De se registrar que o § 10 do mesmo dispositivo, incluído pela Lei n. 12.470/2011, considera de
longo prazo o impedimento cujos efeitos perduram pelo prazo mínimo de 02 (dois) anos.
Acerca do derradeiro pressuposto, o C. STF, no âmbito da Reclamação nº 4374 e dos Recursos
Extraordinários nºs. 567985 e 580963, submetidos à sistemática da repercussão geral, reputou
defasado esse método aritmético de aferição de contexto de miserabilidade, suplantando,
assim, o que outrora restou decidido na ADI 1.232-DF, ajuizada pelo Procurador-Geral da
República e em cujo âmbito se declarara a constitucionalidade do §3º do art. 20 da Lei nº
8.742/93. A motivação empregada pela Excelsa Corte, no RE nº 580963, reside no fato de
terem sido "editadas leis que estabeleceram critérios mais elásticos para concessão de outros
benefícios assistenciais, tais como: a Lei 10.836/2004, que criou o Bolsa Família; a Lei
10.689/2003, que instituiu o Programa Nacional de Acesso à Alimentação; a Lei 10.219/01, que
criou o Bolsa Escola; a Lei 9.533/97, que autoriza o Poder Executivo a conceder apoio
financeiro a municípios que instituírem programas de garantia de renda mínima associados a
ações socioeducativas".
À vista disso, a mensuração da hipossuficiência não mais se restringe ao parâmetro da renda
familiar, devendo, sim, aflorar da análise desse requisito e das demais circunstâncias concretas
de cada caso, na linha do que já preconizava a jurisprudência majoritária, no sentido de que a
diretiva do art. 20, § 3º, da Lei nº 8.742/93 não consistiria em singular meio para se verificar a
condição de miserabilidade preceituada na Carta Magna, cuidando-se, tão-apenas, de critério
objetivo mínimo, a revelar a impossibilidade de subsistência do portador de deficiência e do
idoso, não empecendo a utilização, pelo julgador, de outros fatores igualmente capazes de
denotar a condição de precariedade financeira da parte autora.

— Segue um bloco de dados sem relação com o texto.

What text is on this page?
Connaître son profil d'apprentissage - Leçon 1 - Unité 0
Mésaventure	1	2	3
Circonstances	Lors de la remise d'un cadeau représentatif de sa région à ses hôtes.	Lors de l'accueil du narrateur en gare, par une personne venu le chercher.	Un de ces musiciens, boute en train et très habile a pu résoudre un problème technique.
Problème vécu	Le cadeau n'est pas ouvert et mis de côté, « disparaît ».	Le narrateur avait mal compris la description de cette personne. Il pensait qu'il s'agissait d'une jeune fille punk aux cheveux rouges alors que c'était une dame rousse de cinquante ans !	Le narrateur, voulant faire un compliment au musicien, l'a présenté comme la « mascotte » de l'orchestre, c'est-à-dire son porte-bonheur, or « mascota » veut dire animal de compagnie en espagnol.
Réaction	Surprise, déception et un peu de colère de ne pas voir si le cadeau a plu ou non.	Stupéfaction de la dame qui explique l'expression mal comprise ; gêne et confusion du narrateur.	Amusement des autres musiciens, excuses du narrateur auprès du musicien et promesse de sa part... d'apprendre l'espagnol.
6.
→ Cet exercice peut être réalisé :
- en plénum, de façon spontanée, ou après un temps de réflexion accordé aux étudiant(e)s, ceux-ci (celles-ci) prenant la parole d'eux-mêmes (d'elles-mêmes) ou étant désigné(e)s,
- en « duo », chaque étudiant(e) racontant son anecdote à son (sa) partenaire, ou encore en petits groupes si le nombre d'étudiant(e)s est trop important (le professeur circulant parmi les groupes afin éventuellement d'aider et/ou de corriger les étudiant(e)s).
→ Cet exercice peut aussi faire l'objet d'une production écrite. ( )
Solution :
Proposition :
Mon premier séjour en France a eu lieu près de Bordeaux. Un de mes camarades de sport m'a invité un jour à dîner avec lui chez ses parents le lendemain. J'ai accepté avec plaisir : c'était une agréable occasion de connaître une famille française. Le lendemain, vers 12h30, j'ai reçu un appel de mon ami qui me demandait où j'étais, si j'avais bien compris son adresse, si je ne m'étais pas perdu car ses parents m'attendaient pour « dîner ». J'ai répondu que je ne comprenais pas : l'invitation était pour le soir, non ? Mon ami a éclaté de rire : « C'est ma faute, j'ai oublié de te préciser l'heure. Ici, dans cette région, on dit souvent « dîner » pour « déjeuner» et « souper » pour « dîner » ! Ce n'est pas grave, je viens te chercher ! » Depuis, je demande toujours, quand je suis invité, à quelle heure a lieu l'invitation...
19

Veja-se, a exemplo, STJ: REsp
nº 314264/SP, Quinta Turma, Rel. Min. Félix Fischer, j. 15/05/2001, v.u., DJ 18/06/2001, p. 185;
EDcl no AgRg no REsp 658705/SP, Quinta Turma, Rel. Min. Felix Fischer, j. 08/03/2005, v.u.,
DJ 04/04/2005, p. 342; REsp 308711/SP, Sexta Turma, Rel. Min. Hamilton Carvalhido, j.
19/09/2002, v.u., DJ 10/03/2003, p. 323.
Em plena sintonia com o acima esposado, o c. STJ, quando da apreciação do RESP n.
1.112.557/MG, acentuou que o art. 20, § 3º, da Lei n. 8.742/93 comporta exegese tendente ao
amparo do cidadão vulnerável, donde concluir-se que a delimitação do valor de renda familiar
per capita não pode ser tida como único meio de prova da condição de miserabilidade do
beneficiado.
Em substituição à diretriz inicialmente estampada na lei, a jurisprudência vem evoluindo para
eleger a renda mensal familiar per capita inferior à metade do salário mínimo como indicativo de
situação de precariedade financeira, tendo em conta que outros programas sociais, dentre eles
o bolsa família, o Programa Nacional de Acesso à Alimentação e o bolsa escola, instituídos
pelas Leis nºs 10.836/04, 10.689/03 e 10.219/01, nessa ordem, contemplam esse patamar.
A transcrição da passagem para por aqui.